Diante da gritaria, o blog passou a publicar as perguntas e as respostas apenas depois de a matéria ser publicada no veículo. Mas isso não foi suficiente para diminuir a ira da mídia. E aí, nesse momento, os coleguinhas perdem a razão. Ao criar esse “embargo às avessas”, onde a fonte espera o veículo publicar a reportagem para então divulgar seus dados, a Petrobras garante o “direito de furo” aos jornalistas. Mas aparentemente eles querem garantir o direito de escolher o que querem publicar, varrendo para baixo do tapete as informações que não lhes interessa. Essa prática nefasta, muito comum nas revistas semanais do país, é cada vez mais comum em todos os veículos, mais e mais recheados de jornalistas novatos, inocentes e manipuláveis, tanto pelas fontes quanto por seus diretores.

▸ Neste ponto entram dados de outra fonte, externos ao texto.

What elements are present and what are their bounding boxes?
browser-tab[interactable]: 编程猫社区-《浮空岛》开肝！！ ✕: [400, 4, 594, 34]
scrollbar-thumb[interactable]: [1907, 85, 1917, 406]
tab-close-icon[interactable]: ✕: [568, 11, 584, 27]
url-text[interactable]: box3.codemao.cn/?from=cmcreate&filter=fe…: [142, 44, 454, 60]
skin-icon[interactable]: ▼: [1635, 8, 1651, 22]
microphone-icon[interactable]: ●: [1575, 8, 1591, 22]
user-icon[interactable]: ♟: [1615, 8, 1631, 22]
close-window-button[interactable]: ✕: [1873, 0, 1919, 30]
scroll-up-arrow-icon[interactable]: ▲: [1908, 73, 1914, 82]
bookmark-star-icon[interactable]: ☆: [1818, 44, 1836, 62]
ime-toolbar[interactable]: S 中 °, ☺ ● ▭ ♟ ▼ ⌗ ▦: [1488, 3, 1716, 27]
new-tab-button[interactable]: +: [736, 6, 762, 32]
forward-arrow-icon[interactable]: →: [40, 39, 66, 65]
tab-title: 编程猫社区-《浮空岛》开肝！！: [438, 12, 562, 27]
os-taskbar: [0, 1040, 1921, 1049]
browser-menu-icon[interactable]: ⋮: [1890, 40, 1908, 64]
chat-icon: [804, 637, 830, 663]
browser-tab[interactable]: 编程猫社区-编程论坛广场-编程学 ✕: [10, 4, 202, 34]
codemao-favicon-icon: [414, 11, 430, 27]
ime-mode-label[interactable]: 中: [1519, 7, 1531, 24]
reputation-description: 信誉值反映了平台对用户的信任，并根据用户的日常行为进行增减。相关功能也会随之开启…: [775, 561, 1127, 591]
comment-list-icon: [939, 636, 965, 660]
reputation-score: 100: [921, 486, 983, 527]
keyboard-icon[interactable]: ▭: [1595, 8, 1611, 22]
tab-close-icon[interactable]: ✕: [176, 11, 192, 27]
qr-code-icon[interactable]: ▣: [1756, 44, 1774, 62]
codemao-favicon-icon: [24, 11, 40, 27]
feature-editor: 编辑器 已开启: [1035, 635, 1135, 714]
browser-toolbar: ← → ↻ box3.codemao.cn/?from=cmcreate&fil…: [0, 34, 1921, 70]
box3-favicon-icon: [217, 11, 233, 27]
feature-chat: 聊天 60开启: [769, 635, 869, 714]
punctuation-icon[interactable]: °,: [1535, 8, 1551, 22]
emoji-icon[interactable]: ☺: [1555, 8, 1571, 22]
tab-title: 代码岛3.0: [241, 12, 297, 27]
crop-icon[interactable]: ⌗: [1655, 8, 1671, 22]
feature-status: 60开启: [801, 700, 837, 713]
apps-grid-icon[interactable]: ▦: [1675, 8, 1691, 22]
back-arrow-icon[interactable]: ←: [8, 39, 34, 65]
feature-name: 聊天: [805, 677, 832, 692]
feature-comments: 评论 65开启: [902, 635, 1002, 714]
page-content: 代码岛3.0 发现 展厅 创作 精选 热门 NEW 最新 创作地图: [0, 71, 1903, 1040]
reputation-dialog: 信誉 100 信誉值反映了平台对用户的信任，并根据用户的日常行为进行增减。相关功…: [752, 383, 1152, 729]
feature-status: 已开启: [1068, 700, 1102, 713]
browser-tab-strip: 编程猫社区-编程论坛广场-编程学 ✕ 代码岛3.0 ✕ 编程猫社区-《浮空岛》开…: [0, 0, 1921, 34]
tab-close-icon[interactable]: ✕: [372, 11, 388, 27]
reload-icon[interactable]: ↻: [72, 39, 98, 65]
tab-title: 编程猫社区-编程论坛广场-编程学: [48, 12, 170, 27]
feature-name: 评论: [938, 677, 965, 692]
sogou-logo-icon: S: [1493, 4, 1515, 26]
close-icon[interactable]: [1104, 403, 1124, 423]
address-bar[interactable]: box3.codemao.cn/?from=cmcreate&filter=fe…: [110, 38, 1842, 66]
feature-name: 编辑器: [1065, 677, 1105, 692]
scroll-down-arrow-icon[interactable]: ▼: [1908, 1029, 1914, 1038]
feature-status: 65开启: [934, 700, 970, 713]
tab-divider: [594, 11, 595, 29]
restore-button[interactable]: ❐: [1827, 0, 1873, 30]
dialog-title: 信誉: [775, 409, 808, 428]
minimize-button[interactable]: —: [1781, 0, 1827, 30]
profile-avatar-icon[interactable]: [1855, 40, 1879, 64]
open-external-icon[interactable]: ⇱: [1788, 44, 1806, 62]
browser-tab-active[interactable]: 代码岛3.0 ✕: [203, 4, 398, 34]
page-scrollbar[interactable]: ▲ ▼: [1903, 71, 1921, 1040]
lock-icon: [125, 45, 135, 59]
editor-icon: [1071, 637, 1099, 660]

Todo profissional sabe –ou deveria saber– que o jornalismo é composto de várias versões do mesmo fato. Seu trabalho é apresentar ao público o máximo delas que puder, para que o consumidor construa a verdade dos fatos. Por isso, o argumento ridículo que os jornais vêm usando de que o blog da Petrobras serviria para intimidar a imprensa no seu trabalho de informar amplamente a população não se sustenta. Na verdade, sugiro que todas as empresas mantenham instrumentos semelhantes, para que exponham a sua versão dos fatos sem edição, evitando armadilhas de editores inescrupulosos. Obviamente não estou generalizando: a maioria dos jornalistas faz um trabalho decente, mas os veículos não podem esquecer que eles não são donos da notícia.